To some degree, we're not encouraged to see the person we're fucking, instead of the confusing mash of stereotype and the desire we're supposed to have, the preset patterns of relationships popularized in the media and by upbringing, religion or custom. One of the hardest tasks for someone who would be a prospective lover of many is learning to see the other person, not what we wish they were or think they're supposed to be: to see failings and successes, able and willing to accept those, if merited, in one's lovers.
When people learn I have slept with more than one person at once, they are often titillated by that idea. A real live woman who does that sort of thing, a curiosity (though less as time goes on) to be questioned, a representative for the entire class of weirdos doing that kind of thing.
I have discovered, as I have lost my affinity for much of the culture and as I spend more time researching, talking to people who are in similar situations as I and reading websites which perform critical analyses of society, that the person I am sleeping with has become more interesting.
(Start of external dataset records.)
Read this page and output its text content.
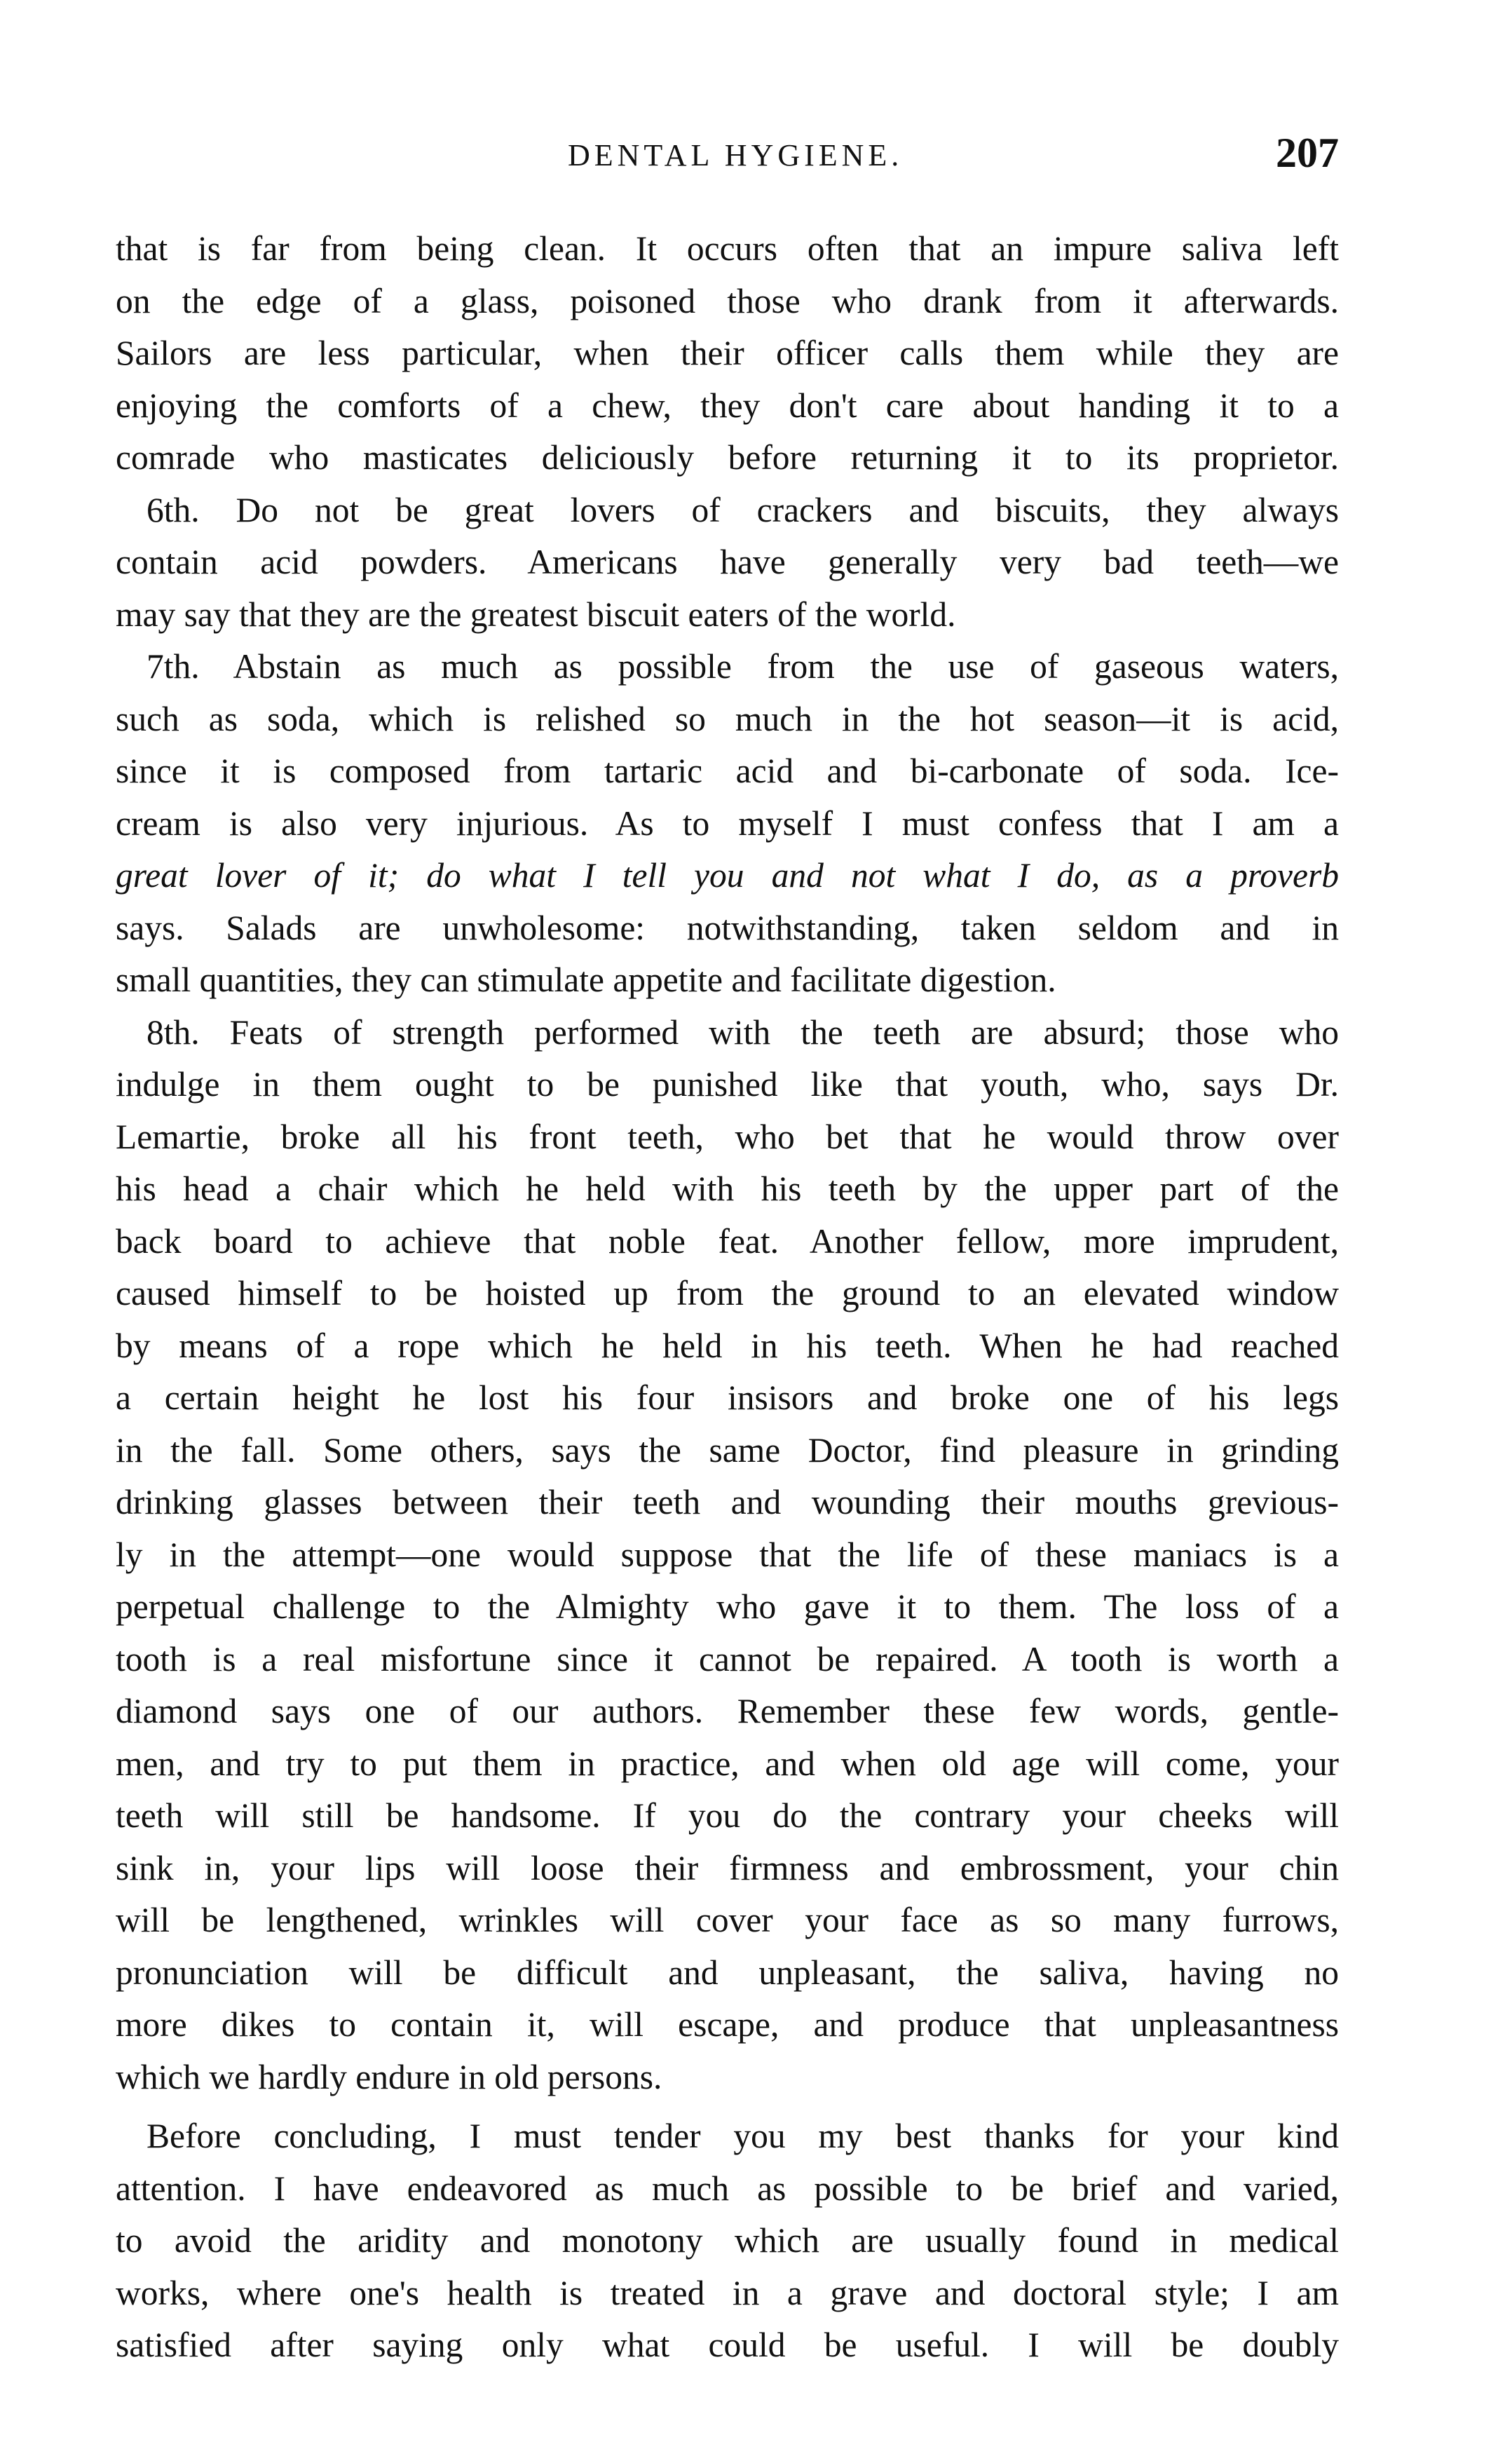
DENTAL HYGIENE.	207
that is far from being clean. It occurs often that an impure saliva left
on the edge of a glass, poisoned those who drank from it afterwards.
Sailors are less particular, when their officer calls them while they are
enjoying the comforts of a chew, they don't care about handing it to a
comrade who masticates deliciously before returning it to its proprietor.
6th. Do not be great lovers of crackers and biscuits, they always
contain acid powders. Americans have generally very bad teeth—we
may say that they are the greatest biscuit eaters of the world.
7th. Abstain as much as possible from the use of gaseous waters,
such as soda, which is relished so much in the hot season—it is acid,
since it is composed from tartaric acid and bi-carbonate of soda. Ice-
cream is also very injurious. As to myself I must confess that I am a
great lover of it; do what I tell you and not what I do, as a proverb
says. Salads are unwholesome: notwithstanding, taken seldom and in
small quantities, they can stimulate appetite and facilitate digestion.
8th. Feats of strength performed with the teeth are absurd; those who
indulge in them ought to be punished like that youth, who, says Dr.
Lemartie, broke all his front teeth, who bet that he would throw over
his head a chair which he held with his teeth by the upper part of the
back board to achieve that noble feat. Another fellow, more imprudent,
caused himself to be hoisted up from the ground to an elevated window
by means of a rope which he held in his teeth. When he had reached
a certain height he lost his four insisors and broke one of his legs
in the fall. Some others, says the same Doctor, find pleasure in grinding
drinking glasses between their teeth and wounding their mouths grevious-
ly in the attempt—one would suppose that the life of these maniacs is a
perpetual challenge to the Almighty who gave it to them. The loss of a
tooth is a real misfortune since it cannot be repaired. A tooth is worth a
diamond says one of our authors. Remember these few words, gentle-
men, and try to put them in practice, and when old age will come, your
teeth will still be handsome. If you do the contrary your cheeks will
sink in, your lips will loose their firmness and embrossment, your chin
will be lengthened, wrinkles will cover your face as so many furrows,
pronunciation will be difficult and unpleasant, the saliva, having no
more dikes to contain it, will escape, and produce that unpleasantness
which we hardly endure in old persons.
Before concluding, I must tender you my best thanks for your kind
attention. I have endeavored as much as possible to be brief and varied,
to avoid the aridity and monotony which are usually found in medical
works, where one's health is treated in a grave and doctoral style; I am
satisfied after saying only what could be useful. I will be doubly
My lovers are wonderful mysteries: why this one is so reserved, the sound of their surprised laughter. Their fears, the things they hope for, the feel of their bodies against mine, the sound of their voice, their political beliefs and the way their voices soften late at night when we talk about what we would do with the lottery.
Their individuality is also a wonderful mystery, only highlighted by the time I spend with the other. I travel between lovers in a profound sense of gratefulness; time spent with one makes me think more about the other, appreciating their differences and generosity, at letting me see parts of their selves I might not otherwise notice.
To my mind, that's the difference: age has bought me generosity, mine and others. These relationships are a sweet generosity, for which I am grateful.